Martin, Tennessee was established in 1873 at the intersection of Nashville and Northwestern Railroad and the Mississippi Central Railroad on land belonging to the heirs of Captain William Martin. Due to the expansive bramble briars and desolate hardwoods in the area, the original settlement was named Green Briar Glade. After the completion of the Illinois Central Railroad, it was renamed Frost Depot to honor a Mississippi Central Railroad official. Soon after, George W. Martin, M.P. Martin, and W.H. Martin sold the property to Mississippi Railroad company agents for a whopping five dollars. In search of a more appropriate name to market the land to potential settlers, the small town name “Martin” was derived to honor Captain William Martin.
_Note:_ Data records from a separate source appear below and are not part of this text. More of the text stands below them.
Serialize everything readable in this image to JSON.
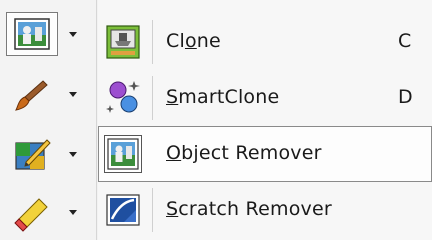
{
  "toolbar": {
    "tools": [
      {
        "name": "object-remover-tool",
        "icon": "object-remover-icon",
        "selected": true
      },
      {
        "name": "brush-tool",
        "icon": "brush-icon",
        "selected": false
      },
      {
        "name": "color-pencil-tool",
        "icon": "pencil-palette-icon",
        "selected": false
      },
      {
        "name": "eraser-tool",
        "icon": "eraser-icon",
        "selected": false
      }
    ],
    "arrow_icon": "dropdown-arrow-icon"
  },
  "menu": {
    "items": [
      {
        "label_pre": "Cl",
        "mnemonic": "o",
        "label_post": "ne",
        "shortcut": "C",
        "icon": "clone-stamp-icon"
      },
      {
        "label_pre": "",
        "mnemonic": "S",
        "label_post": "martClone",
        "shortcut": "D",
        "icon": "smartclone-icon"
      },
      {
        "label_pre": "",
        "mnemonic": "O",
        "label_post": "bject Remover",
        "shortcut": "",
        "icon": "object-remover-icon",
        "highlighted": true
      },
      {
        "label_pre": "",
        "mnemonic": "S",
        "label_post": "cratch Remover",
        "shortcut": "",
        "icon": "scratch-remover-icon"
      }
    ]
  },
  "colors": {
    "highlight_border": "#8a8a8a",
    "menu_bg": "#f7f7f7"
  }
}
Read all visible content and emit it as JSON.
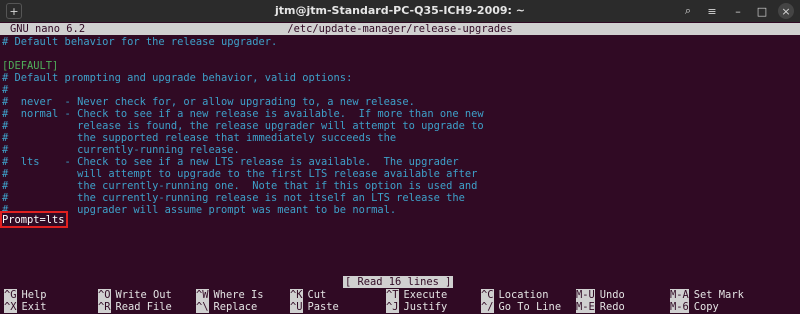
{
  "window": {
    "title": "jtm@jtm-Standard-PC-Q35-ICH9-2009: ~"
  },
  "header": {
    "version": "GNU nano 6.2",
    "file": "/etc/update-manager/release-upgrades"
  },
  "lines": [
    "# Default behavior for the release upgrader.",
    "",
    "[DEFAULT]",
    "# Default prompting and upgrade behavior, valid options:",
    "#",
    "#  never  - Never check for, or allow upgrading to, a new release.",
    "#  normal - Check to see if a new release is available.  If more than one new",
    "#           release is found, the release upgrader will attempt to upgrade to",
    "#           the supported release that immediately succeeds the",
    "#           currently-running release.",
    "#  lts    - Check to see if a new LTS release is available.  The upgrader",
    "#           will attempt to upgrade to the first LTS release available after",
    "#           the currently-running one.  Note that if this option is used and",
    "#           the currently-running release is not itself an LTS release the",
    "#           upgrader will assume prompt was meant to be normal."
  ],
  "prompt_line": "Prompt=lts",
  "status": "[ Read 16 lines ]",
  "shortcuts_row1": [
    {
      "key": "^G",
      "label": "Help"
    },
    {
      "key": "^O",
      "label": "Write Out"
    },
    {
      "key": "^W",
      "label": "Where Is"
    },
    {
      "key": "^K",
      "label": "Cut"
    },
    {
      "key": "^T",
      "label": "Execute"
    },
    {
      "key": "^C",
      "label": "Location"
    },
    {
      "key": "M-U",
      "label": "Undo"
    },
    {
      "key": "M-A",
      "label": "Set Mark"
    }
  ],
  "shortcuts_row2": [
    {
      "key": "^X",
      "label": "Exit"
    },
    {
      "key": "^R",
      "label": "Read File"
    },
    {
      "key": "^\\",
      "label": "Replace"
    },
    {
      "key": "^U",
      "label": "Paste"
    },
    {
      "key": "^J",
      "label": "Justify"
    },
    {
      "key": "^/",
      "label": "Go To Line"
    },
    {
      "key": "M-E",
      "label": "Redo"
    },
    {
      "key": "M-6",
      "label": "Copy"
    }
  ],
  "icons": {
    "new_tab": "+",
    "search": "⌕",
    "menu": "≡",
    "minimize": "–",
    "maximize": "□",
    "close": "×"
  },
  "colors": {
    "terminal_bg": "#300a24",
    "comment": "#3ea0c9",
    "section": "#4fae5a",
    "highlight_box": "#e02020"
  }
}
Original Land Transaction between the Martin family and the Mississippi Central Railroad
Captain William Martin was born in Halifax County, Virginia in 1806. He and his wife, Sarah Glass, moved to Weakley County in 1832. They settled the area with two 4-horse teams, $2,000 in cash, and 5-6 slaves. He grew economically through tobacco farming, and when he recognized the significance of the railroad, he began to establish connections with local railroad agents in hopes to add a route that would pass through his property. In 1852, he gave $5,000 of his own money to secure the construction of the railway to no avail. The citizens were then requested to levy a tax for funds. The Tennessee Supreme Court did not approve the railway expansion until 1857. The railroad was completed in 1861.
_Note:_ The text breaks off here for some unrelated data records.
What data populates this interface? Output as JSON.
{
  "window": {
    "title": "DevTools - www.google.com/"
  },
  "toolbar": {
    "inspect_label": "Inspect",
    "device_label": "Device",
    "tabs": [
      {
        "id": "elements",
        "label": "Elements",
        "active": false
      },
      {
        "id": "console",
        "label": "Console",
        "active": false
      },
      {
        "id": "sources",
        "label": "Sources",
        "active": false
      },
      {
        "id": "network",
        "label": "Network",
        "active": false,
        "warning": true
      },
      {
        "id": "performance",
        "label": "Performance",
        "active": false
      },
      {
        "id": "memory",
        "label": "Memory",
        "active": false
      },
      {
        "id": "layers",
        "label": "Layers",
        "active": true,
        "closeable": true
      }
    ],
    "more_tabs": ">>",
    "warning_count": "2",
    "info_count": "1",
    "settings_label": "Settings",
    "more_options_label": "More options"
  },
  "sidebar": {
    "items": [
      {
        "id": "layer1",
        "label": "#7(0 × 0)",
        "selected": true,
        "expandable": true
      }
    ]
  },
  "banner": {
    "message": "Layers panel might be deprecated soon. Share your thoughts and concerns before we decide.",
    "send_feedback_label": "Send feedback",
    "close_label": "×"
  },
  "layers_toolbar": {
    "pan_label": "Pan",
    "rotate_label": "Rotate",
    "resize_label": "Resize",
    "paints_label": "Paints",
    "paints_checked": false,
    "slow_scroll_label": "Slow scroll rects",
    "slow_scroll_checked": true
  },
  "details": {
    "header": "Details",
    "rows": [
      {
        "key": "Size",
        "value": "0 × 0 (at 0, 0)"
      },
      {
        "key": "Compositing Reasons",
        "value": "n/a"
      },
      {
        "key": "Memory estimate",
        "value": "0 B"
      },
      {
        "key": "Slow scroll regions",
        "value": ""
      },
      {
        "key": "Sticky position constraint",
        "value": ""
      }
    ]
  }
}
Just prior to seeing the completion of the new track, Captain Martin died and left 2,500 acres of land to his five children. In 1873, his son, George W. Martin, campaigned to have the Mississippi Central Railroad rerouted through Martin's estates to serve its people, and the city was named to honor Martin. Within two years, Martin gained 500 townspeople and nearly 30 merchants. The population increased until 1878 when the fatality rate reached 52 due to the yellow fever epidemic.
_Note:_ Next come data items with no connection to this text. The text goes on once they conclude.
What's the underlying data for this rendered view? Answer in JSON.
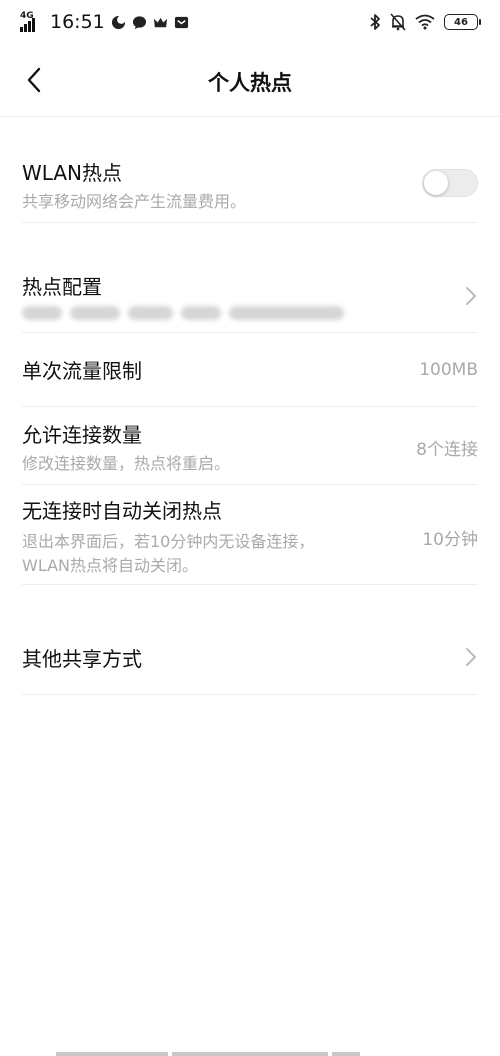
{
  "status_bar": {
    "network": "4G",
    "time": "16:51",
    "battery": "46"
  },
  "header": {
    "title": "个人热点"
  },
  "rows": {
    "wlan": {
      "title": "WLAN热点",
      "subtitle": "共享移动网络会产生流量费用。",
      "enabled": false
    },
    "config": {
      "title": "热点配置"
    },
    "data_limit": {
      "title": "单次流量限制",
      "value": "100MB"
    },
    "connections": {
      "title": "允许连接数量",
      "subtitle": "修改连接数量，热点将重启。",
      "value": "8个连接"
    },
    "auto_off": {
      "title": "无连接时自动关闭热点",
      "subtitle_line1": "退出本界面后，若10分钟内无设备连接，",
      "subtitle_line2": "WLAN热点将自动关闭。",
      "value": "10分钟"
    },
    "other": {
      "title": "其他共享方式"
    }
  },
  "colors": {
    "text": "#111111",
    "secondary": "#aaaaaa",
    "divider": "#eeeeee",
    "toggle_off": "#ececec"
  },
  "icons": [
    "signal-icon",
    "moon-icon",
    "chat-icon",
    "crown-icon",
    "mail-icon",
    "bluetooth-icon",
    "bell-off-icon",
    "wifi-icon",
    "battery-icon",
    "back-arrow-icon",
    "chevron-right-icon"
  ]
}
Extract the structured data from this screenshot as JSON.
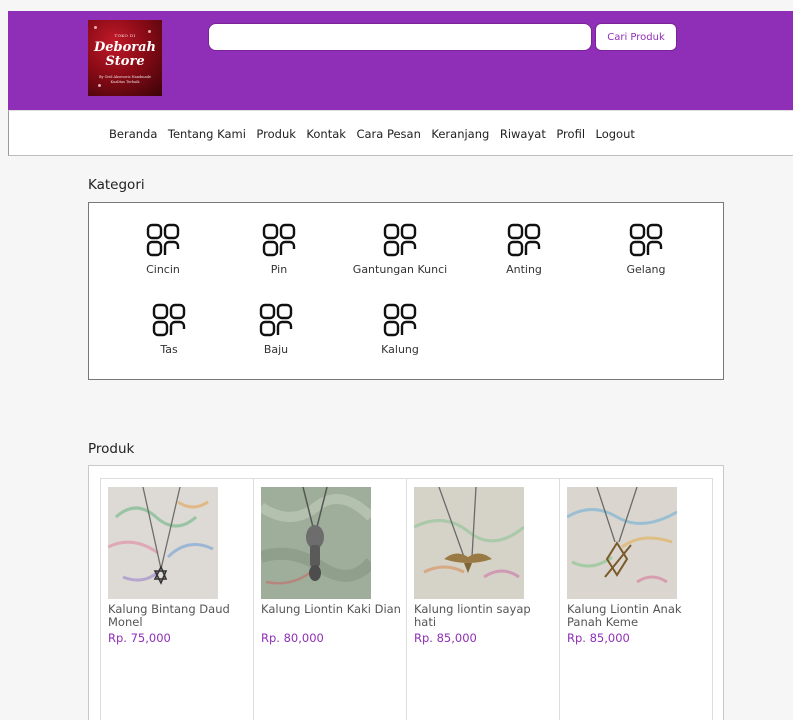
{
  "header": {
    "logo": {
      "top_text": "TOKO DI",
      "brand_line1": "Deborah",
      "brand_line2": "Store",
      "tagline": "By Grid Aksesoris Handmade Kualitas Terbaik"
    },
    "search": {
      "value": "",
      "placeholder": ""
    },
    "search_button_label": "Cari Produk"
  },
  "nav": {
    "items": [
      "Beranda",
      "Tentang Kami",
      "Produk",
      "Kontak",
      "Cara Pesan",
      "Keranjang",
      "Riwayat",
      "Profil",
      "Logout"
    ]
  },
  "kategori": {
    "title": "Kategori",
    "icon": "grid-icon",
    "items": [
      "Cincin",
      "Pin",
      "Gantungan Kunci",
      "Anting",
      "Gelang",
      "Tas",
      "Baju",
      "Kalung"
    ]
  },
  "produk": {
    "title": "Produk",
    "items": [
      {
        "name": "Kalung Bintang Daud Monel",
        "price": "Rp. 75,000"
      },
      {
        "name": "Kalung Liontin Kaki Dian",
        "price": "Rp. 80,000"
      },
      {
        "name": "Kalung liontin sayap hati",
        "price": "Rp. 85,000"
      },
      {
        "name": "Kalung Liontin Anak Panah Keme",
        "price": "Rp. 85,000"
      }
    ]
  },
  "colors": {
    "brand_purple": "#8f2fb7",
    "price_purple": "#8f2fb7",
    "background": "#f6f6f6"
  }
}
The railroad industry greatly influenced the success of this newfound town through the 20th century. The Hall-Moody Institute was established in 1900. In early 1927, the University of Tennessee bought the Hall-Moody Institute and began a junior college which is now a prosperous public university that attributes youth and economic growth to Martin, TN.
Currently, Martin is the largest city in Weakley County with a population of about 11,000 people, and it continues to grow tremendously. Over the past year, fifteen new businesses have surfaced, the university population has increased, and we can't wait to see how our small town will thrive in the future!